Trump’s own NAFTA skepticism now seems to have radicalized much of these same people in the opposite direction. Since Trump’s election, Canadian progressives have become born-again free-traders, deeply invested in Prime Minister Justin Trudeau’s ability to salvage the deal his party once strenuously opposed. The notion of using high tariffs as a means of demonstrating left-wing Canadian nationalism now feels too uncomfortably close to Trump’s own use of protectionism to demonstrate his “America First” bona fides. Instead, open trade now signifies open-mindedness.

Progressives’ late conversion to the free-trade cause brings another irony: Partisan contrarianism might now be pushing Mulroney’s successors in a more protectionist direction. Conservative leader Andrew Scheer — who has made pandering to Canada’s protected dairy interests part of his political brand — has taken to attacking Trudeau for having “backed down to Donald Trump” on trade and being insufficiently defensive of Canada’s milk, auto and pharmaceutical sectors.

Entitlement reform is off the table

Trump’s reputation as an “unideological” Republican is overrated, but his success in the 2016 primaries nevertheless helped consolidate a narrative that a conservative politician can safely ignore a lot of right-wing dogma. Trump happily rejected the assumption of the Paul Ryan wing of the GOP that reforming America’s costly, but popular, entitlement programs should be any sort of priority. As Matthew Yglesias recently put it in Vox, Trump “ditched a couple of unpopular GOP positions that were much cherished by party elites, like cutting Medicare benefits, delivered victory, and is beloved by the rank and file for it.”

Trump’s indifference to entitlement reform was treated as strategic genius in some circles — an example of the underrated virtue of running as a “social conservative and fiscal liberal.” In Canada, where debate on pension and health-care reform is even more timid, Trump’s example seems to have dried up any lingering sense that Conservatives have much to gain from embracing such unpleasant topics. Entitlements in both countries may be on a path to insolvency, but let someone else run on that.

Everyone wants to be the anti-Trump

Trudeau’s political brand has obviously enjoyed a bump in the Trump era, as progressive voters, egged on by a sympathetic global press, gain a useful context in which to judge their prime minister.
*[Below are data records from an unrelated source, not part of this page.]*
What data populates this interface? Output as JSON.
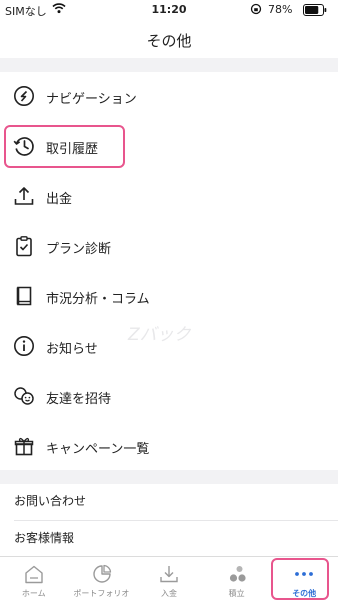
{
  "status_bar": {
    "carrier": "SIMなし",
    "time": "11:20",
    "battery": "78%",
    "battery_level": 0.78
  },
  "header": {
    "title": "その他"
  },
  "menu": {
    "items": [
      {
        "label": "ナビゲーション",
        "icon": "compass-icon"
      },
      {
        "label": "取引履歴",
        "icon": "history-icon",
        "highlighted": true
      },
      {
        "label": "出金",
        "icon": "upload-icon"
      },
      {
        "label": "プラン診断",
        "icon": "clipboard-check-icon"
      },
      {
        "label": "市況分析・コラム",
        "icon": "book-icon"
      },
      {
        "label": "お知らせ",
        "icon": "info-icon"
      },
      {
        "label": "友達を招待",
        "icon": "friends-icon"
      },
      {
        "label": "キャンペーン一覧",
        "icon": "gift-icon"
      }
    ]
  },
  "links": {
    "items": [
      {
        "label": "お問い合わせ"
      },
      {
        "label": "お客様情報"
      }
    ]
  },
  "watermark": "Zバック",
  "tab_bar": {
    "tabs": [
      {
        "label": "ホーム",
        "icon": "home-icon"
      },
      {
        "label": "ポートフォリオ",
        "icon": "portfolio-icon"
      },
      {
        "label": "入金",
        "icon": "deposit-icon"
      },
      {
        "label": "積立",
        "icon": "savings-icon"
      },
      {
        "label": "その他",
        "icon": "more-icon",
        "active": true
      }
    ]
  },
  "colors": {
    "accent": "#2d6ed6",
    "highlight": "#e8558d",
    "background": "#f2f2f4",
    "icon": "#222222",
    "inactive": "#8a8a8a"
  }
}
No longer a cheap Obama knock-off, Trudeau has upgraded to “anti-Trump.”

Scheer, the mild-mannered Tory leader, meanwhile gains an opportunity to demonstrate that his kinder, gentler flavor of conservatism is ultimately a safer bet than Trump’s brash populism. The GOP’s midterm drubbing among suburban voters will certainly be seen as ample evidence in support of the Tory party’s long-standing suburb-centric electoral strategy.

Scheer may also hope to learn something from the precedent of Hillary Clinton: If the 2016 U.S. election is fundamentally understood as a rejection of her as much as an affirmation of Trump, then Scheer has every incentive to make 2019 a similar referendum on his opponent. Like Clinton, Trudeau is regarded by many as a deeply grating, obnoxious figure in a way that clearly transcends his policy positions alone. Polls certainly suggest he’s every bit as polarizing.

The Bernier factor

Trump’s unexpected election validated the idea that party politics is more fluid than it seems and that even the most unorthodox candidates may enjoy better odds than expert opinion assumes. Dismissing any candidate as “unelectable” now feels unjustifiably arrogant.

People’s Party leader Maxime Bernier, who once scorned a fellow politician’s campaign as “karaoke Donald Trump,” now hopes his platform of immigration cuts and opposition to “political correctness” will propel his fringe party to power on a Trump-style populist wave. Like Trump, Bernier has already amassed a loud and devoted online following fluent in memes and trolling and intends to appeal to disillusioned conservatives craving a harsher course correction to their country’s current path.

In pre-Trump times, it’s easy to imagine the press confidently dismissing Bernier’s platform as the sort of thing liberal, multicultural Canada would never tolerate. These days, however, the Canadian media is awash in panic stories about “foreign influence campaigns” and the political power of white-nationalist subcultures. The implication is that in the era of Trump, no electoral outcome should be beyond anyone’s imagination.